Gandhi is a biopic based on the life of Mohandas Gandhi. I'll have to be careful here and refrain from expressing my opinion about this historical character. The last thing I wanna do is start a political debate, so I'll focus on the movie as a piece of art. The film covers a significant period of his life from 1893 (when he was 24) to his death in 1948, with an opening statement that "there is no way to give each year its allotted weight".
We see Gandhi's evolution from a young lawyer in a classy business suit to one of the most popular ideological leaders, who wore self-woven clothes and looked like the poorest person in India. This evolution took roughly three hours of running time, and I wish the movie was a little more fast-paced, but I guess it had to meet the demands of the genre, and I can understand that it's hard to depict 55 years of somebody's life, especially when it's full of events that influenced the whole nation.
Ben Kingsley looks so much like Gandhi, and I think he was worthy of receiving the Award as the Best Actor in a Leading Role.

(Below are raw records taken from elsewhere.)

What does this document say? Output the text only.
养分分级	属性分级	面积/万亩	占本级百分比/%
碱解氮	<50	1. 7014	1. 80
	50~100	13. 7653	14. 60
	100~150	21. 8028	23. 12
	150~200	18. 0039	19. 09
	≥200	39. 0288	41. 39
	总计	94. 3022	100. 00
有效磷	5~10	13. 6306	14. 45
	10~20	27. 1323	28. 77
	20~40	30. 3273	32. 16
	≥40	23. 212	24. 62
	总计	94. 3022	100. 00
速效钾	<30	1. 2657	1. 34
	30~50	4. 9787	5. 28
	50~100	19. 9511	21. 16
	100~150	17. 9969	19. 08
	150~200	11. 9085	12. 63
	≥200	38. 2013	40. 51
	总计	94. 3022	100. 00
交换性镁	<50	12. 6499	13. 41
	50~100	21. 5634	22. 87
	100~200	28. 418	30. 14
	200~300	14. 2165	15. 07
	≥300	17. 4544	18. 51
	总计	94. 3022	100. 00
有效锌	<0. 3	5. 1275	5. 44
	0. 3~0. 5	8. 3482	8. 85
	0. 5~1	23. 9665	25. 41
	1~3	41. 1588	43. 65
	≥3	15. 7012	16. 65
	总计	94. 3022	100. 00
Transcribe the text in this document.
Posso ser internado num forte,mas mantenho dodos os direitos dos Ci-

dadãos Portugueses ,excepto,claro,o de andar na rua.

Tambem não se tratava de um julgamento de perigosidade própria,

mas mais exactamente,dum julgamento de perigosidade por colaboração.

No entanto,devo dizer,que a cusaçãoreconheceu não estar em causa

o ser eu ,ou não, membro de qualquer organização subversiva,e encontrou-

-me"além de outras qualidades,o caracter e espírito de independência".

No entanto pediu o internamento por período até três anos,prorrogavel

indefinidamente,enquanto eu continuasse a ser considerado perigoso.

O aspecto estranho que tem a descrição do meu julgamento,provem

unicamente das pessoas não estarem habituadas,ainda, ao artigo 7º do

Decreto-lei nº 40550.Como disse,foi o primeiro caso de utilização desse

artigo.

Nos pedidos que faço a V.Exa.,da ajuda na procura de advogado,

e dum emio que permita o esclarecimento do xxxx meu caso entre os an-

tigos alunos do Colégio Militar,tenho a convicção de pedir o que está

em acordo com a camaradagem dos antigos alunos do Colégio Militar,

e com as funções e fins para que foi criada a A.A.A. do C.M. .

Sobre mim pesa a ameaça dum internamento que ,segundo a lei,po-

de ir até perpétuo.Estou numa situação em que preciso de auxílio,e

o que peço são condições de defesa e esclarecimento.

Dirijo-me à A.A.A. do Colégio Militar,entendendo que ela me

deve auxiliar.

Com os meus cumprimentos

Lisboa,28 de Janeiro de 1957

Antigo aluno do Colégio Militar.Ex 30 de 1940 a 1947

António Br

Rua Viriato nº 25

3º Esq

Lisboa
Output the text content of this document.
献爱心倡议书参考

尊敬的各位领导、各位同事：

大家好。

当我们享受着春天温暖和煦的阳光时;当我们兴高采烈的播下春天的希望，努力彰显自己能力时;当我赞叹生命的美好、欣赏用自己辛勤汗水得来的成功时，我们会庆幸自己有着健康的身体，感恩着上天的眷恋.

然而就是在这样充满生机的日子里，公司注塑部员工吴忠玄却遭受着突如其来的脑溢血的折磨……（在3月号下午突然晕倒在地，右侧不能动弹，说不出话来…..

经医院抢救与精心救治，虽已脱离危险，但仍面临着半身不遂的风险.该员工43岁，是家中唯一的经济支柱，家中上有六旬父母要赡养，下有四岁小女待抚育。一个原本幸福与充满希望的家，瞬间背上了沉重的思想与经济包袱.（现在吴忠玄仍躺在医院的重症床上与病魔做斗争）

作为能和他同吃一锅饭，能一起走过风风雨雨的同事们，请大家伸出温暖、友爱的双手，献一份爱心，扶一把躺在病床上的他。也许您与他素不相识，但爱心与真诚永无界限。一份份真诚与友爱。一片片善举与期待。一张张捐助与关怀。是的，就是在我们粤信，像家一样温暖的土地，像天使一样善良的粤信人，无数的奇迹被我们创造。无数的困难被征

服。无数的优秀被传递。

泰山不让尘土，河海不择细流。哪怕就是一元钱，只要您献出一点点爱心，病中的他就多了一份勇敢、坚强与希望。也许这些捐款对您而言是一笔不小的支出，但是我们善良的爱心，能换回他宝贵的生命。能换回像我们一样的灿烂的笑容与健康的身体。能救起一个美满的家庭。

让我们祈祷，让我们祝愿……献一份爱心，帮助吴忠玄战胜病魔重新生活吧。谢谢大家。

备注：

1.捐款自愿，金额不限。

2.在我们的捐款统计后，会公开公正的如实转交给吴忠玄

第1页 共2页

However, even more outstanding (and not awarded by the Academy) was the make-up. They had the same actors playing throughout the whole film, so they didn't have one actor playing "young Gandhi", another actor playing "Gandhi", and another one for "old Gandhi". The make-up made the actors look the age of their characters, which raises the question why The Curious Case of Benjamin Button received the Best Achievement Makeup award, and Gandhi didn't.
My favorite part of the movie is when Gandhi is talking to a man who killed a child because the Muslims killed his son. The road to salvation that he suggested really impressed me, I know it's pretty simple, but still, I choose it as my favorite quote for this movie. Overall, I can't say that I really enjoyed watching this film, or that it's the best biopic I've ever seen, nonetheless, it's a good one, and helped me learn stuff I had missed in history class.
Interesting fact: Ben Kingsley (born Krishna Bhanji) looked so much like Mahatma Gandhi, many natives thought him to be Gandhi's ghost. The actor's paternal family was from the Indian state of Gujarat, the same state Mahatma Gandhi was from.
Favorite quote: "I know a way out of Hell. Find a child, a child whose mother and father have been killed and raise him as your own. Only be sure that he is a Muslim and that you raise him as one".